Muszę przyznać, że nawet się jeszcze na dobre zima nie zaczęła a ja już tęsknię do kolorowego świata. Więc wrzucam kilka zdjęć z jesieni, na które wcześniej nie miałam czasu. Mają energetyzujące kolory, a czerwień jest dla mnie jak powietrze:) dlatego też pokazuję te zdjęcia w takich właśnie barwach, choć przy moim dzisiejszym nastroju, musiałam się powstrzymywać by nie pozbawić ich tego nasycenia.

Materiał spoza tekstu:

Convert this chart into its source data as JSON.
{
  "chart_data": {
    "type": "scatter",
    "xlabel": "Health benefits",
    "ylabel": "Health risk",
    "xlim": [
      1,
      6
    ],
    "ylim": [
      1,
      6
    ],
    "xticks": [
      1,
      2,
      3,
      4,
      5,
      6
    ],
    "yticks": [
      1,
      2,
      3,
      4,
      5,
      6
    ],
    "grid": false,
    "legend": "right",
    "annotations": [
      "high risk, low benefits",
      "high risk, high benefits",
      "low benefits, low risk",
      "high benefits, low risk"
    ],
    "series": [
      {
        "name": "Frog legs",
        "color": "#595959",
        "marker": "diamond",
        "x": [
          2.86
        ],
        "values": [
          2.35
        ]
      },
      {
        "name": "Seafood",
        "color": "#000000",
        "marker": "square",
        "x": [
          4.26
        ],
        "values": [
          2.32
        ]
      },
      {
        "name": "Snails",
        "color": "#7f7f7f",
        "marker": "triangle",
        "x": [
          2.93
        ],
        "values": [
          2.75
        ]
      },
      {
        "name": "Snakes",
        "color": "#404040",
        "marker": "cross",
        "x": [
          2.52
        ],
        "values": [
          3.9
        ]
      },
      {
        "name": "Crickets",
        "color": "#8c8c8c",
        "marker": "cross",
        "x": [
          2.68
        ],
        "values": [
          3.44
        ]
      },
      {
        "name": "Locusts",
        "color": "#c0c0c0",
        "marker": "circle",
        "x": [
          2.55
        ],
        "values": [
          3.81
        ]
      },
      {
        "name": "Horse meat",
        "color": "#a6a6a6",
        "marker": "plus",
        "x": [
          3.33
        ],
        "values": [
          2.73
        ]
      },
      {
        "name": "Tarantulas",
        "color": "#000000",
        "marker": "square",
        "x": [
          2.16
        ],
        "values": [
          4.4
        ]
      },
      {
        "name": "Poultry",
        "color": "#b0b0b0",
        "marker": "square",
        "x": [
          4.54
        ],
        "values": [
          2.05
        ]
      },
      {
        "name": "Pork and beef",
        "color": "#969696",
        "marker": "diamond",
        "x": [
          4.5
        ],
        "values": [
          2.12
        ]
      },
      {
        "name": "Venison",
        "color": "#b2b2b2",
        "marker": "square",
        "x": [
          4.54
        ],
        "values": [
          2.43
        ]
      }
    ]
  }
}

I na dokładkę krótki wiersz Marii Pawlikowskiej-Jasnorzewskiej, która jak widać w pewnym momencie też zatęskniła do kolorów;))
"Barwy"
Oto jest fiolet - drzewa cień idący żwirem,
fiolet łączący miłość czerwieni z szafirem. -
Tam brzóz różowa kora i zieleń wesoła,
a w jej ruchliwej sukni nieb błękitne koła.
A we mnie biało, biało, cicho, jednostajnie -
bo noszę w sobie wszystkich barw skupioną tajnię. -
O, jakże się w białości mojej bieli męczę -
chcę barwą być - a któż mnie rozbije na tęczę?